Fashion moments on this DVD: PG’s pipe pants and his near mullet; Sting’s silly coat (which he soon drops to the ladies’ delight).



Volume four of the box is split in two halves. It contains the An Embrace Of Hope concert from Chile and a documentary called Context Of The Human Rights Concerts Part One.

An Embrace Of Hope (1990)

In 1990 a two-day event called Un Abrazo A La Esperanza took place to celebrate the liberation of Chile from the 17 years of the Pinochet regime. This film, too, has the music interspersed with interview parts. The films make it clear that the focus is on the message – unfortunately, again without subtitles.

Some of the music acts are rather unknown, as indeed is the event itself. Inti-Illimani are a big local band in Chile; they play two folk songs with a boy choir. Wynton Marsalis’ jazz ensemble presents a terrific number in the good old New Orleans style and really heated up the atmosphere. An unexpected act is the (now long faded) boy group New Kids On The Block, whose choreography has the girls screaming – but of course they also help promote the ideas and goals of Amnesty International with that part of the audience. A first highpoint of the concert is Sinéad O’Connor who moves between elf and punk as usual. She presents a remarkable version of her big hit Nothing Compares 2 U. Ruban Blades offers fine Latin-American music while Jackson Brown adds folk and country rock.
Peter Gabriel, who had just released Passion, takes the stage during Sting’s set, with some musicians from Inti-Illimani.
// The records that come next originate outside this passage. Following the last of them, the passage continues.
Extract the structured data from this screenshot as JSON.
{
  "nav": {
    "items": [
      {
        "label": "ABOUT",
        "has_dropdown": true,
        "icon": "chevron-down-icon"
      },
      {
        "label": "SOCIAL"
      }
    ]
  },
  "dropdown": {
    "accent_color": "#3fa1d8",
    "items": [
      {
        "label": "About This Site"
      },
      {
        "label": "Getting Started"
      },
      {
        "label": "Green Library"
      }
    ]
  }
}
Together they play Biko (again) with a great vocal intro and smashing drumming by Vinnie Colaiuta. It is an intense performance, though obviously under-rehearsed. The anthemic gesture is not continued to the end of the song, but they fade it out – after all, Sting and his band remain on stage.
With his band of three Sting plays Little Wings and Cueca Solo, both in Spanish. The dance number with the women is repeated in the latter, but this symbolic action has less energy, and what used to be a stirring element has acquired an air of inevitability after the end of the regime. Musically, it is a bit awkward and the ending, which was apparently meant to be the high point of the concert, falls a bit flat.

Fashion moments on this DVD: Gabriel’s overall appearance in striped jacket, tapered pants and mullet.
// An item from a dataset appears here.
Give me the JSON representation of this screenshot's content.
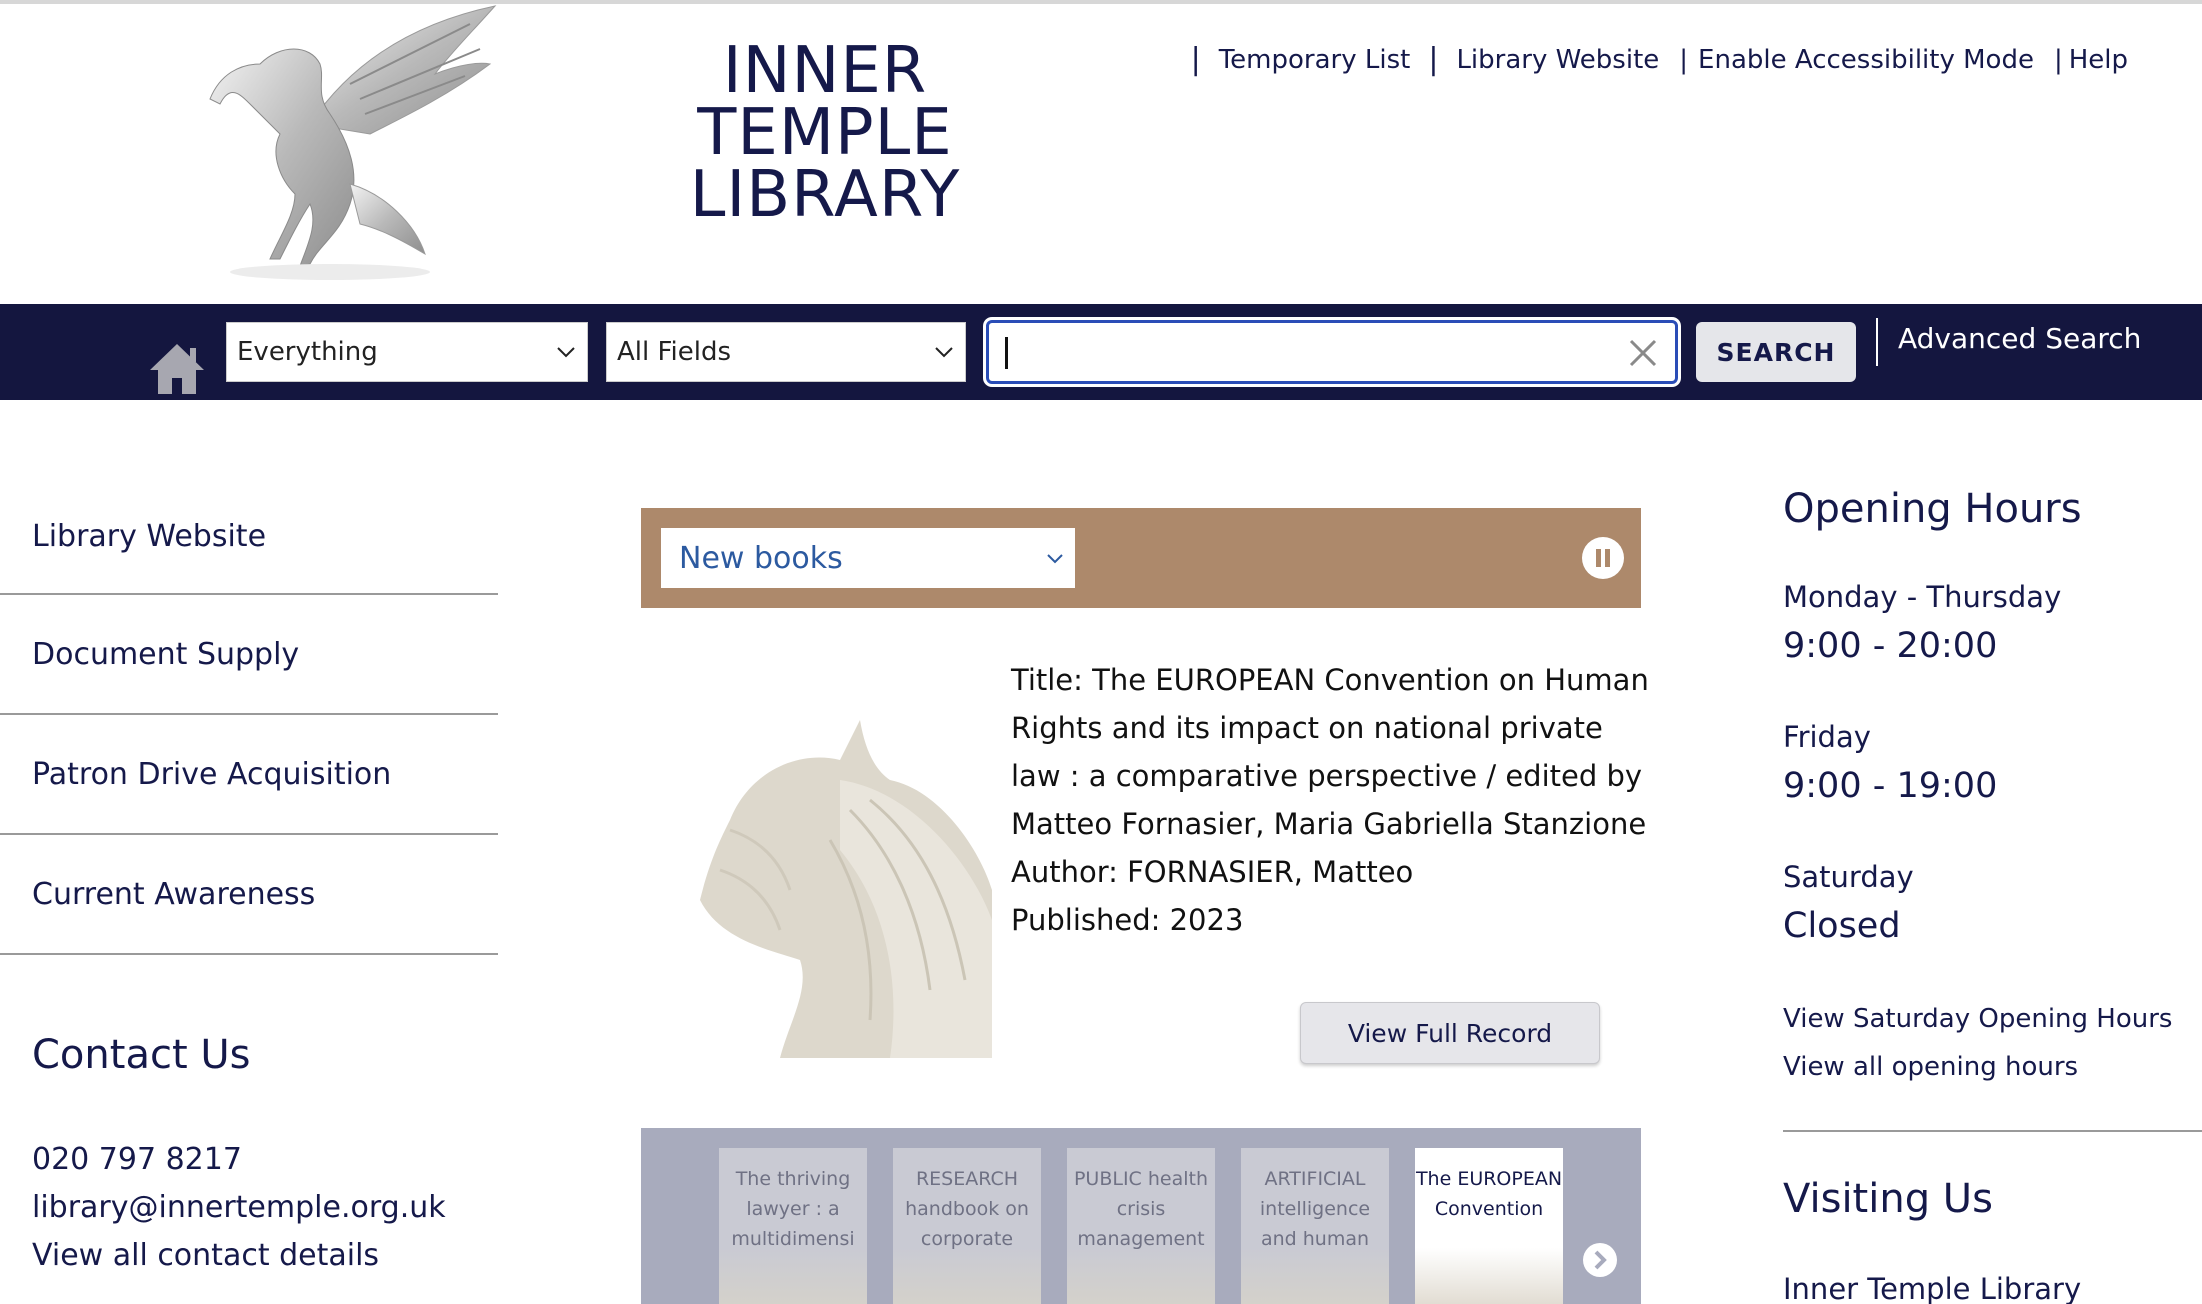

Context Of The Human Rights Concerts #1

The second part of the DVD contains three documentaries that examine the concerts of 1986, 1988 and 1990. Here we finally get subtitles, English subtitles at least. It is hard to see why they did not add other languages – after all, this is where the Amnesty mission is really presented in depth.
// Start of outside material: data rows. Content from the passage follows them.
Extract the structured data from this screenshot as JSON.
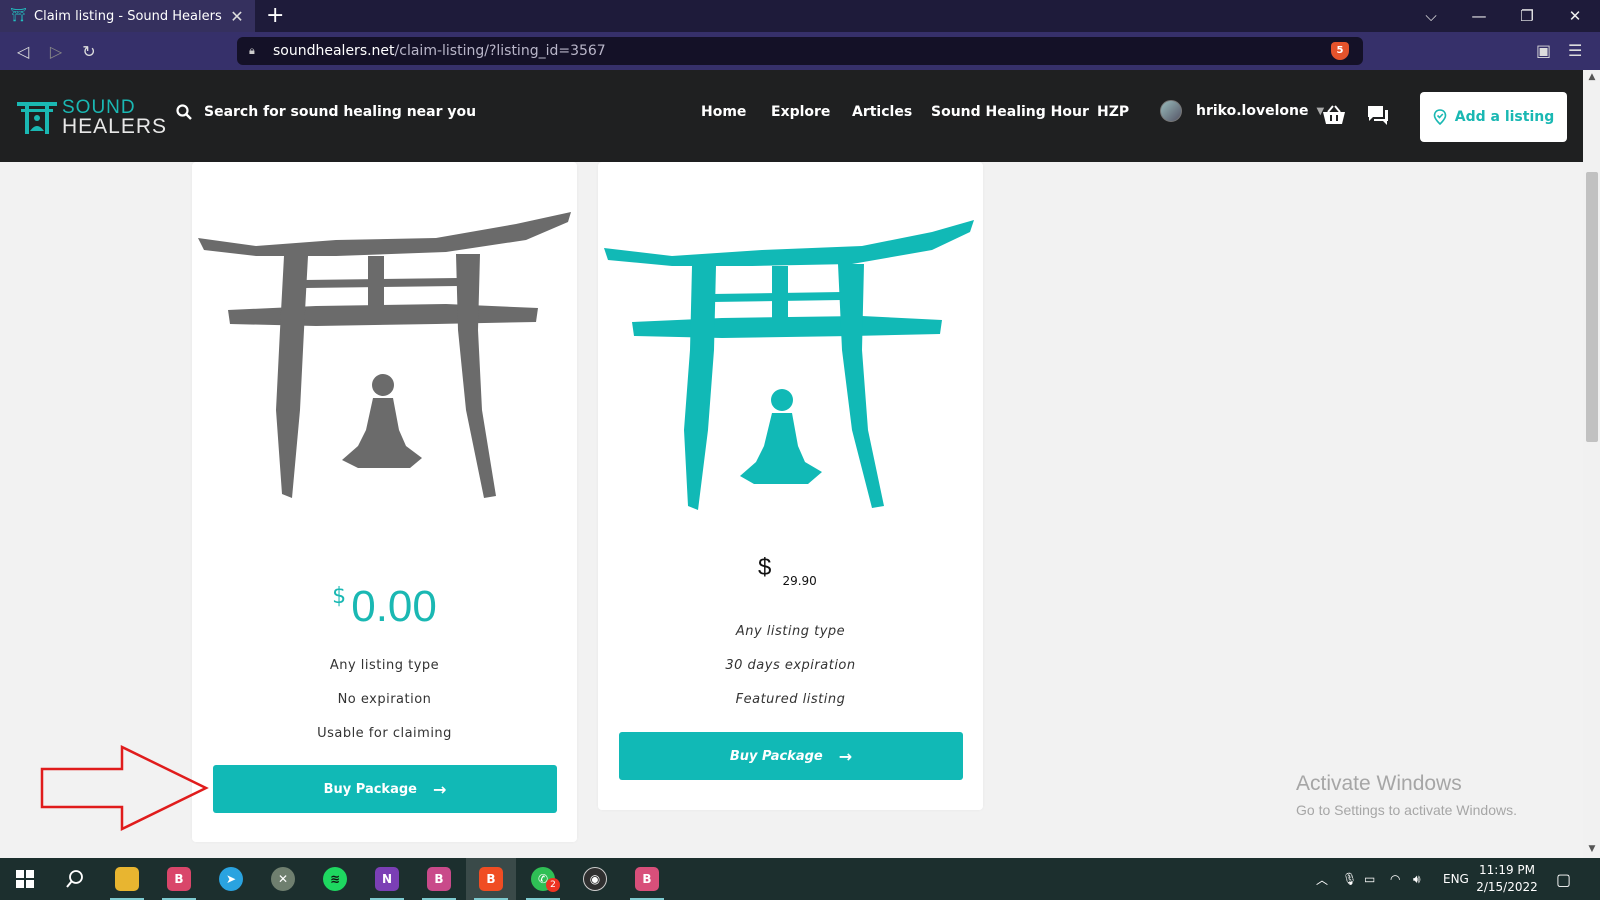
{
  "browser": {
    "tab_title": "Claim listing - Sound Healers",
    "url_host": "soundhealers.net",
    "url_path": "/claim-listing/?listing_id=3567",
    "shield_count": "5"
  },
  "site": {
    "logo_line1": "SOUND",
    "logo_line2": "HEALERS",
    "search_placeholder": "Search for sound healing near you",
    "nav": [
      "Home",
      "Explore",
      "Articles",
      "Sound Healing Hour",
      "HZP"
    ],
    "username": "hriko.lovelone",
    "add_listing_label": "Add a listing",
    "accent_color": "#1ab8b3"
  },
  "packages": [
    {
      "currency": "$",
      "price": "0.00",
      "features": [
        "Any listing type",
        "No expiration",
        "Usable for claiming"
      ],
      "button_label": "Buy Package",
      "art_color": "#6b6b6b"
    },
    {
      "currency": "$",
      "price": "29.90",
      "features": [
        "Any listing type",
        "30 days expiration",
        "Featured listing"
      ],
      "button_label": "Buy Package",
      "art_color": "#11b9b6"
    }
  ],
  "watermark": {
    "title": "Activate Windows",
    "subtitle": "Go to Settings to activate Windows."
  },
  "taskbar": {
    "language": "ENG",
    "time": "11:19 PM",
    "date": "2/15/2022",
    "whatsapp_badge": "2",
    "onenote_letter": "N"
  }
}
Part 1 about the Conspiracy Of Hope Tour (58 minutes)

Contains six chapter, namely #1: bits of live moderation of the MTV concert broadcast with Hollywood actors and other celebrities; #2 an unbearably rushed compilation of statements by various stars; #3 Peter’s video impressions, from what he filmed backstage as a kind of documentary; #4 a jam session that took place in a club one night on tour with Bono and others; #5 the background story about this jam session; #6 an interview appearance of, amongst others, Sting and Peter Gabriel on American breakfast TV.

Part 2 about the Human Rights Now! Tour (54 minutes)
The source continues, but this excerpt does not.